Calculating your first year depreciation is straightforward once you know the Declining Balance Depreciation formula and what each input means. This guide explains the method in plain language, walks through a manual calculation, and gives worked examples you can follow — then you can do it instantly with the Declining Balance Depreciation Calculator.
What is Declining Balance Depreciation?
The Declining Balance Depreciation calculation tells you your first year depreciation from a few simple inputs. The figure you are solving for here is the first year depreciation, expressed in INR.
The Declining Balance Depreciation formula
The core formula is:
First year depreciation = Asset cost (book value) × Depreciation rate ÷ 100
Here is what each input means:
- Asset cost (book value) — a money amount. Example: ₹1,00,000.

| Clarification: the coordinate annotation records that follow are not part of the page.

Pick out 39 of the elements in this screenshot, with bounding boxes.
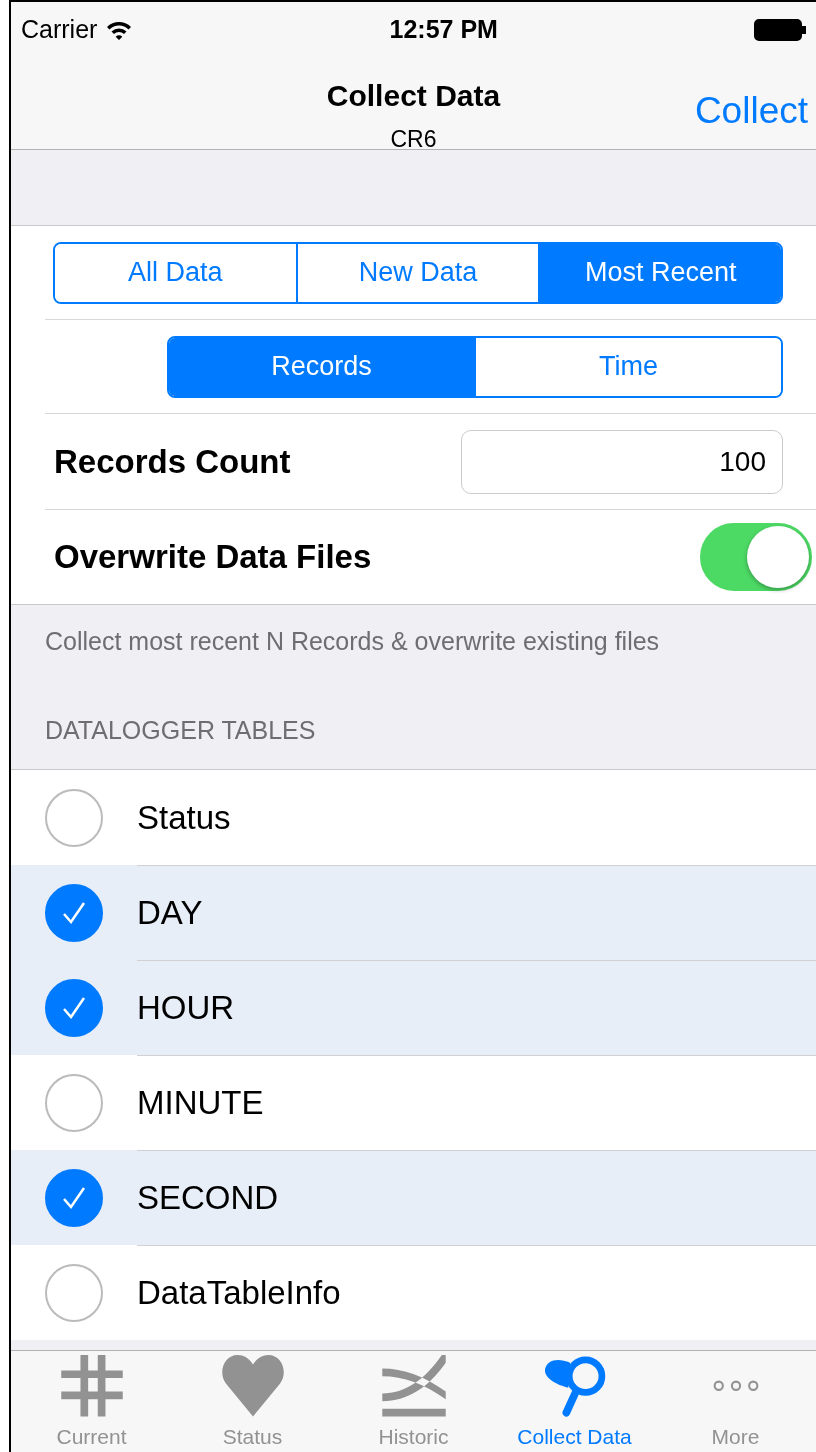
table-name: HOUR [137,988,235,1029]
battery-icon [754,17,806,42]
footer-note: Collect most recent N Records & overwrite existing files [44,626,661,657]
segment-tab[interactable]: Most Recent [538,243,781,302]
section-header: DATALOGGER TABLES [45,716,316,744]
tab-bar-item[interactable]: More [655,1351,816,1452]
segment-tab[interactable]: Records [169,337,474,396]
tab-label: Collect Data [517,1423,632,1450]
table-row[interactable]: HOUR [11,960,816,1055]
records-count-field[interactable]: 100 [461,429,783,494]
nav-subtitle: CR6 [390,125,437,154]
records-count-label: Records Count [54,441,291,482]
table-name: DAY [137,893,203,934]
overwrite-label: Overwrite Data Files [54,537,372,578]
table-name: DataTableInfo [137,1273,341,1314]
heart-icon [219,1355,286,1417]
tab-label: Status [222,1423,283,1450]
tab-label: More [711,1423,760,1450]
segment-tab[interactable]: Time [474,337,781,396]
tab-bar-item[interactable]: Historic [333,1351,494,1452]
table-row[interactable]: DAY [11,865,816,960]
tab-label: Current [56,1423,127,1450]
tab-bar-item[interactable]: Current [11,1351,172,1452]
table-name: Status [137,797,231,838]
tab-label: Historic [378,1423,449,1450]
tab-bar-item[interactable]: Collect Data [494,1351,655,1452]
table-row[interactable]: Status [11,770,816,865]
table-row[interactable]: MINUTE [11,1055,816,1150]
carrier-label: Carrier [21,13,98,45]
crossing-curves-icon [380,1355,447,1417]
table-row[interactable]: DataTableInfo [11,1245,816,1340]
nav-title: Collect Data [326,78,501,114]
overwrite-toggle[interactable] [700,523,812,591]
collect-button[interactable]: Collect [694,83,808,139]
tab-bar-item[interactable]: Status [172,1351,333,1452]
table-name: MINUTE [137,1083,264,1124]
table-row[interactable]: SECOND [11,1150,816,1245]
status-time: 12:57 PM [389,13,498,45]
table-name: SECOND [137,1178,279,1219]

- Depreciation rate — a percentage, such as an annual rate. Example: 2%.
How to calculate it step by step
- Write down the asset cost (book value) (for example, ₹1,00,000).
- Write down the depreciation rate (for example, 2%).
- Apply the formula above to get your first year depreciation.
- Double-check the result with the Declining Balance Depreciation Calculator.
Worked examples
Example 1
| Input / Output | Value |
|---|---|
| Asset cost (book value) | ₹1,00,000 |
| Depreciation rate | 2% |
| First year depreciation | ₹20,000 |
| Book value after year 1 | ₹80,000 |
With asset cost (book value) of ₹1,00,000 and depreciation rate of 2%, the first year depreciation works out to ₹20,000.
Example 2
With asset cost (book value) of ₹2,00,000 and depreciation rate of 2%, the first year depreciation works out to ₹40,000.
| Result | Value |
|---|---|
| First year depreciation | ₹40,000 |
| Book value after year 1 | ₹1,60,000 |
Example 3
With asset cost (book value) of ₹50,000 and depreciation rate of 2%, the first year depreciation works out to ₹10,000.
| Result | Value |
|---|---|
| First year depreciation | ₹10,000 |
| Book value after year 1 | ₹40,000 |
Tips for an accurate result
- Keep your units consistent — mixing, say, months with years or grams with kilograms is the most common source of error.
- Round only at the very end. Rounding inputs early can shift the final answer noticeably.
- Re-run the numbers whenever an input changes, rather than estimating from an old result.
Prefer not to do the maths by hand? — the Declining Balance Depreciation Calculator does it instantly, for free, with the formula and a worked example built in.